As I soon discover, the slopes can’t compete with the never-ending powder fields of the Alps. Coronet Peak and the Remarkables (50 minutes’ drive away), only have four/ five lifts each and queues grow quickly. The distance is a pain, but if my 68-year-old hairdresser can squeeze in a few runs before her 10.30am appointments, anyone can.
When there’s powder, it’s a good idea to follow a local to find the best off-piste pockets and hidden lines – the Remarkables have some paradisiacal spots you can hike or even split-board to. There’s some decent snow parks, not the Stash standard, but enough to help you polish your tricks, and night skiing is even encouraged on Friday and Saturdays (so no more dodging angry pisters in the dark…)
Unlike the Alps, the Après-ski is less a Vin Chaud up the mountain, more a local beer in the Queenstown bars below. Though you miss out on those rough runs after a pint-too-many, I quite enjoy having a drink without my bum going numb in sodden salopettes. The locals are big on their live music and parties too, with gigs every night, and winter festivals, gay ski weeks and night noodle markets to keep things lively.

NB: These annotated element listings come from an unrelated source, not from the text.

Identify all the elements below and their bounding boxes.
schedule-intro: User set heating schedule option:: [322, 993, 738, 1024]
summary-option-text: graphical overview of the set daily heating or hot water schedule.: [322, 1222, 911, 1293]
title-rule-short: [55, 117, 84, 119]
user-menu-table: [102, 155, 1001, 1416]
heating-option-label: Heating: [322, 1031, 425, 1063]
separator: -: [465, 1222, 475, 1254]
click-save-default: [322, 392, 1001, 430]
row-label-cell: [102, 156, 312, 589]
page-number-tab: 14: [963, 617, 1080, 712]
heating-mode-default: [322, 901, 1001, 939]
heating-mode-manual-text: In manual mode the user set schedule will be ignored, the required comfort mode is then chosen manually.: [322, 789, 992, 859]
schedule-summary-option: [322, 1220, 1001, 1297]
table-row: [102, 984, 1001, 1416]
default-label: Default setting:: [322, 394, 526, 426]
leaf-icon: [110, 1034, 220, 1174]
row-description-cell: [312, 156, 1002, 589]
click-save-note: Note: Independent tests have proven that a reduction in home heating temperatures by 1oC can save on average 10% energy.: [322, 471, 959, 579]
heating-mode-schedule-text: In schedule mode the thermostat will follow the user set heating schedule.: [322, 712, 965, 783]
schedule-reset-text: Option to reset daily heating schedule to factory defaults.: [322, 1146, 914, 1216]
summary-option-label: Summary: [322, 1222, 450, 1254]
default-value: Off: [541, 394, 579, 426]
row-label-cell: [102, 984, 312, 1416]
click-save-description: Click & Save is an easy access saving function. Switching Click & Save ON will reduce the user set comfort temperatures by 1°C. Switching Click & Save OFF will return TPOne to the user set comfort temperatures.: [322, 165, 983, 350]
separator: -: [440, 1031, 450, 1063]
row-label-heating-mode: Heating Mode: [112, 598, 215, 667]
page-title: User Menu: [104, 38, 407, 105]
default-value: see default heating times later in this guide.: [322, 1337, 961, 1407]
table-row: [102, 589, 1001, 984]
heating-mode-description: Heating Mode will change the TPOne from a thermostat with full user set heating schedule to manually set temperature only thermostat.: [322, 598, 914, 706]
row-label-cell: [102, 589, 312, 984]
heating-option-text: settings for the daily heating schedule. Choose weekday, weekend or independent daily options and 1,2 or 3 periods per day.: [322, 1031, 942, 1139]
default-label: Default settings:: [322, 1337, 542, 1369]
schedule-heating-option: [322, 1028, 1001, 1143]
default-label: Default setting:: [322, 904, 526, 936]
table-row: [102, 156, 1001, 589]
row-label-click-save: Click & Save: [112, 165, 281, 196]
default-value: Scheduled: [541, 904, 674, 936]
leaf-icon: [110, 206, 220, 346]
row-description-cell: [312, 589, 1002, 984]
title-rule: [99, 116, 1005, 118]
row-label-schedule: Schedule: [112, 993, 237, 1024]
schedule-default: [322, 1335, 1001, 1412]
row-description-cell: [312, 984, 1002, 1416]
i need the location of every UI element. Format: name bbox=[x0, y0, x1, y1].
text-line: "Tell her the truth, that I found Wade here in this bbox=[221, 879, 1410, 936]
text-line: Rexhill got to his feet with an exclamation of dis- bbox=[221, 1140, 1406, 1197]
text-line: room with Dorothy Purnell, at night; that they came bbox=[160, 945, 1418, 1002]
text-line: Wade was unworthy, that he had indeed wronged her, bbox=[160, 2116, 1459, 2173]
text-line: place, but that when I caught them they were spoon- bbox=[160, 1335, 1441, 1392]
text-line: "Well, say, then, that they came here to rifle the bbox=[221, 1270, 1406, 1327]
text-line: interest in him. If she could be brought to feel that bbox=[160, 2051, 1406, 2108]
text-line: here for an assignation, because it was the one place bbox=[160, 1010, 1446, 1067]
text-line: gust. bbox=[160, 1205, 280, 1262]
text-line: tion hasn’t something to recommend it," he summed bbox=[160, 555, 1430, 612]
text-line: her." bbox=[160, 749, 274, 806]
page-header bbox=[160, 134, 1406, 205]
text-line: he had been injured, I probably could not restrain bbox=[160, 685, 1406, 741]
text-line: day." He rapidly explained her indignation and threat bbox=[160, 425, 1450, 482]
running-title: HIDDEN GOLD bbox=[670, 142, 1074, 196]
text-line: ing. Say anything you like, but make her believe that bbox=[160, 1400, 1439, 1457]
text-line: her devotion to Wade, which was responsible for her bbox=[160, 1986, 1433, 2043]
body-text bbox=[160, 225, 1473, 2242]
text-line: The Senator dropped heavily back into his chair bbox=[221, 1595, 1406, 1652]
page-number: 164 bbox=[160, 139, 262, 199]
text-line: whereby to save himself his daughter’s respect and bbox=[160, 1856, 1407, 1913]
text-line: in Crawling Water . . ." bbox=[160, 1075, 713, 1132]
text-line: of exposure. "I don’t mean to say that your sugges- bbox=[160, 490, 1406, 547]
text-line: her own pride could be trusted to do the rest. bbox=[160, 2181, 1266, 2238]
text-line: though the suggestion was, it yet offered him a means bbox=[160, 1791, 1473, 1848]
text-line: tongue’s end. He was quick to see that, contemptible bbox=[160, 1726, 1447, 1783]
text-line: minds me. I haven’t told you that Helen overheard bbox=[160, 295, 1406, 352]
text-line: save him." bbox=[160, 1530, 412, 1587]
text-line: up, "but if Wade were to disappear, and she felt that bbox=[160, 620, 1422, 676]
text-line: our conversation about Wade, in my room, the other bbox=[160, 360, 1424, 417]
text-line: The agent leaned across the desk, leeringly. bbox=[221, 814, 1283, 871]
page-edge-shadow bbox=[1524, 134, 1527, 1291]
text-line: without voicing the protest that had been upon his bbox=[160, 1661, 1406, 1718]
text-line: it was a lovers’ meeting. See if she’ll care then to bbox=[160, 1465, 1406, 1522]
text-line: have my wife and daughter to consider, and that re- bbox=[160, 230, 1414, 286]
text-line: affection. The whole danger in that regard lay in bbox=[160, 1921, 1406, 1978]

But the biggest shock for me doing a ski season here? I didn’t always want to ski. Despite my love of snow sports having taken me half way around the world, I couldn’t help but get swept up in everything else Queenstown has to offer. From skydiving, white-water rafting, heli-skiing and horse trekking, the town is a playground for adrenaline-lovers, with a hundred different ‘once in a lifetime’ experiences to try.
So when the lifts first closed due to high winds, I swapped hibernating in my chalet with Netflix and Milka for something a tad more exciting: bungy jumping. As Queenstown is where it all started, it’s practically a rite of passage to defy death (and gravity) with the sport. Diving 134m into a mountainous valley with just an elastic chord around your ankles certainly beats any duvet days I’d had.
And of course, just a few hours’ drive away, you’ll discover glaciers, glow worm caves, and the famous Fiordlands, where you can sail through an undulating valley of mountains and waterfalls until you reach the sea. It’s the kind of place your face is in a permanent ‘wow’ expression.
Doing a back-to-back season from Morzine to Queenstown is an adventure. The skiing can’t compare with the Alps, but the lifestyle is much more balanced, with its various sports, a close-knit ex-pat community and a stunning country to explore right on your doorstep. It’s up to you to decide whether you fancy one more adventure this year – but the main lesson I’ve learnt? No two seasons are the same.
Fergburger – it’s worth the wait and the hype
Jetboating – race down an historic river in a giant jet ski
Milford Sound – a day trip to Fiordland country
The Three Peaks Ski Pass – access three mountains, and get a discount if you sign up to 10 free lessons
Accommodation is tough! Expect last minute viewings and room shares.
Like most ski resorts, the town is expensive and wages can be low. Take savings!
Be prepared for a competitive job market, so print that polished CV before you arrive.